Als ich ein Kind war, bin ich oft ins Haus der Geschwister Klasen gegangen, die in meiner Straße wohnten. Zwei ältere Damen, nie verheiratet, sehr kultiviert und auch nicht ganz arm. Sie hatten etwas, was die meisten in Ummendorf zu jener Zeit noch nicht hatten: einen Fernseher. Einen sperrigen Kasten mit einer düsteren Glasscheibe, die sich leicht konisch und etwas bedrohlich in Richtung Wohnzimmer wölbte. Das war der Bildschirm.
Meistens war es Antonie Klasen, die Ältere der Beiden, die es sich mit mir im Wohnzimmer nett machte. Sie setzte sich neben mich aufs Sofa und strickte oder las ein Buch. Vor uns standen ein Teller Kekse und eine Tasse mit Kakao. Dann machte Fräulein Klasen feierlich den Fernseher an. Bis sich die Röhre erwärmt hatte und der Fernseher sendebereit war, verging manchmal eine Minute oder mehr. Erhellte sich der Bildschirm dann endlich, war der Nachmittag gerettet.

© telegraphuk
Dabei gab es zu jener Zeit noch kein Nachmittagsprogramm. Erst Punkt 17 Uhr verkündete die Fernsehansagerin mit der hochgesteckten Frisur, was der Abend so bringen würde. Doof nur, dass ich um 17 Uhr zu Hause sein musste. Nur manchmal, ganz selten, schaffte ich es, bis 17:05 zu bleiben. Länger ging nicht, sonst hätte es Ärger gegeben. Aber auch vor 17 Uhr war es ein erhebendes Gefühl, im Kreise kultivierter Damen fernsehen zu dürfen. Es war nämlich nicht so, dass der Schwarz-Weiß-Bildschirm bis zum Auftritt der blonden Ansagerin schwarz geblieben wäre. Es gab ja schließlich das Testbild. Viele Striche in allen Schattierungen, ein paar kleine Kreise und ein großer um das Ganze herum. Und viele Buchstaben und Zahlen, die ich nicht entziffern konnte. Sah ein bisschen aus wie die QR-Codes für Smartphones.

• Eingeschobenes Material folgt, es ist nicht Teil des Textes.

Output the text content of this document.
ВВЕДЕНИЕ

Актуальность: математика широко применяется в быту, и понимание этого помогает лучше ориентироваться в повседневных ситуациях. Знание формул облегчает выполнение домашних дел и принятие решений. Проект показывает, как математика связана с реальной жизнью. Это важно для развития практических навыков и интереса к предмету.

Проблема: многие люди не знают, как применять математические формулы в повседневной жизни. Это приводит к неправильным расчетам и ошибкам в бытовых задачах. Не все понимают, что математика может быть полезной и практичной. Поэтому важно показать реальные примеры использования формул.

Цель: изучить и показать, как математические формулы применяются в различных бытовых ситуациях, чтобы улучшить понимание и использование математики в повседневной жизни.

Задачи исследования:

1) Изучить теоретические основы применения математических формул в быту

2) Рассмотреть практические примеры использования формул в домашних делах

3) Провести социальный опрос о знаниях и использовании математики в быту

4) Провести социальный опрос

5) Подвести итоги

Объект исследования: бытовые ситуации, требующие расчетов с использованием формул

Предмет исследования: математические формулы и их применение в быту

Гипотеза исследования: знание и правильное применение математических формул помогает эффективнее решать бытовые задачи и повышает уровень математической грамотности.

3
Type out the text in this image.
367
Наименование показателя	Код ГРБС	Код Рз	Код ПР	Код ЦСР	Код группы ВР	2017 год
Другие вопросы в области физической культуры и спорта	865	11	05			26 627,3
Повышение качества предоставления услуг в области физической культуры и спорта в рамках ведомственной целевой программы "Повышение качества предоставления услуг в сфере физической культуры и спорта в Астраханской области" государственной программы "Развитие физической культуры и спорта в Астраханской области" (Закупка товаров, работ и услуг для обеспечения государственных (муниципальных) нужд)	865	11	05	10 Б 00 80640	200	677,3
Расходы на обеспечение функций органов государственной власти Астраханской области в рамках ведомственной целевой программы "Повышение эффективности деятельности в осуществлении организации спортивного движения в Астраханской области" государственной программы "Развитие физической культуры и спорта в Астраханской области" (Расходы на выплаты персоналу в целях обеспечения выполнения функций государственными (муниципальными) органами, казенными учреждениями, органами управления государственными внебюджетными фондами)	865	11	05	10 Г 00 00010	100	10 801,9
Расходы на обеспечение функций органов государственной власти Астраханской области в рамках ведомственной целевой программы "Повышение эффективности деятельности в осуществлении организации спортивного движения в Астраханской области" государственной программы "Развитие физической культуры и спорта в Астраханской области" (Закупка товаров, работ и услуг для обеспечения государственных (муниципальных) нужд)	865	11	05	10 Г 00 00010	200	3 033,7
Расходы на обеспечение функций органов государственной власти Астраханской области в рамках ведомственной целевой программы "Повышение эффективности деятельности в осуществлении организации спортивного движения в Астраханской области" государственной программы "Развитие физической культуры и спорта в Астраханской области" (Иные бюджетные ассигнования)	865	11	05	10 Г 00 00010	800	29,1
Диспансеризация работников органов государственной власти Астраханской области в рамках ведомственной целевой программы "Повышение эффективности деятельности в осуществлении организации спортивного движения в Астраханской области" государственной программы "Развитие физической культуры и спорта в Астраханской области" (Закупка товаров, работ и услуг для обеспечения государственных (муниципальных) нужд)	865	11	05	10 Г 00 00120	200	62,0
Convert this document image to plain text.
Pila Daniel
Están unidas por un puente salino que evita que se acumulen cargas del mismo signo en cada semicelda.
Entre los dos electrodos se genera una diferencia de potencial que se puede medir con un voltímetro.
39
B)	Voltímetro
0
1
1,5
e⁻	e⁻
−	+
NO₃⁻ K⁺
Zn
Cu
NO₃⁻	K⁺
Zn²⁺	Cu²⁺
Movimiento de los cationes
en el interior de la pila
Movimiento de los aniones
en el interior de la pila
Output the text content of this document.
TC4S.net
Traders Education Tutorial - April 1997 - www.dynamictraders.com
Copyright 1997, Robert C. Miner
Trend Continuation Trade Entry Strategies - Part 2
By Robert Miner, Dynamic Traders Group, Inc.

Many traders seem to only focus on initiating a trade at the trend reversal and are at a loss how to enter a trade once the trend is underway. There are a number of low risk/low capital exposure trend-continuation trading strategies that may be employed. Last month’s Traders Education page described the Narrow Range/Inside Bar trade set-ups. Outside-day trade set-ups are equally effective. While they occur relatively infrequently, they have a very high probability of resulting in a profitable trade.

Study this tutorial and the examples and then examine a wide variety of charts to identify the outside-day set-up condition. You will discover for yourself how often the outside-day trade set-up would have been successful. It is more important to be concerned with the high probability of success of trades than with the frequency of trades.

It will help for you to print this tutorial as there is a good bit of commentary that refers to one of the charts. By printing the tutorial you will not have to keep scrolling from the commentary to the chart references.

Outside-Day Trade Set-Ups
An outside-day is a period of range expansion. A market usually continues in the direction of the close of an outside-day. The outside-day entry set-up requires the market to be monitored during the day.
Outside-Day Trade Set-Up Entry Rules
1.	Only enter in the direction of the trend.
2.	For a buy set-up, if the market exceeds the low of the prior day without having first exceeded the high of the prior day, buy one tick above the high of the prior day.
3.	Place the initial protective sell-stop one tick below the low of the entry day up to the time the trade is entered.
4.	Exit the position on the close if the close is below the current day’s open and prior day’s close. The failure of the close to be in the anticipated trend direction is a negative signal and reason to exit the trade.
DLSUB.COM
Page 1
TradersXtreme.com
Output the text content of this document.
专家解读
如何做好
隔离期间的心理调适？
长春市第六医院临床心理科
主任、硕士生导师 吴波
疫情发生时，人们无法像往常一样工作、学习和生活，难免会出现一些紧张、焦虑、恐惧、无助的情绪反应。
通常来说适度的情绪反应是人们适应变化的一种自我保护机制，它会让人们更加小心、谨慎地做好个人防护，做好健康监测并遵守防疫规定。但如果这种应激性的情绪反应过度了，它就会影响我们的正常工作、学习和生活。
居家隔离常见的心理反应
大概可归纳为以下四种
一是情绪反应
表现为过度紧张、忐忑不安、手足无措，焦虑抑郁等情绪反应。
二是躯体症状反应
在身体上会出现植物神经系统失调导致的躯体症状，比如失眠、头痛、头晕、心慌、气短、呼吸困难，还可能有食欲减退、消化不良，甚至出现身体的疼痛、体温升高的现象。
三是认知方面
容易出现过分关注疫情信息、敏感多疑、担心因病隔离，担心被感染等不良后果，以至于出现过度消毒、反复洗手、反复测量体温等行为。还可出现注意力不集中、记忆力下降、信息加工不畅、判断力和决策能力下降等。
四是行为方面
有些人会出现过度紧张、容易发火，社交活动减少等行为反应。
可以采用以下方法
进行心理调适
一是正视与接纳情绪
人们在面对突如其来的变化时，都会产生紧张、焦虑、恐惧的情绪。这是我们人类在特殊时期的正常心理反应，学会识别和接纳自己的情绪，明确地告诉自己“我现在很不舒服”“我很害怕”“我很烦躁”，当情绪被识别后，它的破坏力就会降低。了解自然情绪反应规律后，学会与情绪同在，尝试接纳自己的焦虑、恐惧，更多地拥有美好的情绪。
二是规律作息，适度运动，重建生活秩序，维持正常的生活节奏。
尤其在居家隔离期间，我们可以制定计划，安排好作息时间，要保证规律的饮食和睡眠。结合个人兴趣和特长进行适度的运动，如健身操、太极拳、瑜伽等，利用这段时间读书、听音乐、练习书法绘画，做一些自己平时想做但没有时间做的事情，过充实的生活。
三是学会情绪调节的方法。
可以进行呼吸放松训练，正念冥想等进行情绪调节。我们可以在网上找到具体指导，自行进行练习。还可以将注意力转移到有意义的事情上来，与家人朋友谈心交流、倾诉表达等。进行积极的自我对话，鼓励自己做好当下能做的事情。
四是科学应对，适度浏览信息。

Mein Nachmittags-Vergnügen: Testbild live vom Übelhorn
So saßen wir manchmal stundenlang, die Fräuleins und ich. Sie strickten. Ich kuckte das Testbild des Bayerischen Rundfunks. Es kam vom Sender Grünten, auf dem Gipfel des Übelhorns. Wo das Übelhorn liegt und warum der Sender Grünten hieß, war mir wurscht. Was zählte, war: Über diese Holzkiste mit der Glasscheibe hatte ich Kontakt zu einer Welt, die mir bis dahin verschlossen war.
Als ich längst in Kanada lebte und schon sehr früh das Internet in unser Haus holte, gab es ein Déjà-vu. Auch jetzt konnte ich stundenlang vor dem unförmigen Schwarzweiß-Monitor sitzen und mir Bilder auf einigen spärlich bestückten Seiten anschauen.
Im Schneckentempo über die Datenautobahn
Auf der „Datenautobahn“ gab es damals noch eine ziemlich fiese Geschwindigkeitsbegrenzung. Die lag bei 56 kbit/s. So viel schaffte das Schneckenmodem gerade noch. Eine Verbindung war nur über Telefon möglich. Bis sich eine Seite aufgebaut hatte, verging, wie damals beim Schwarzweiß-Fernseher der Fräuleins Klasen, eine Minute und mehr. Auch wenn im Internet die Langsamkeit neu erfunden wurde, war auch jetzt wieder dieses prickelnde Gefühl da, einen Draht zur Welt da draußen gelegt zu haben.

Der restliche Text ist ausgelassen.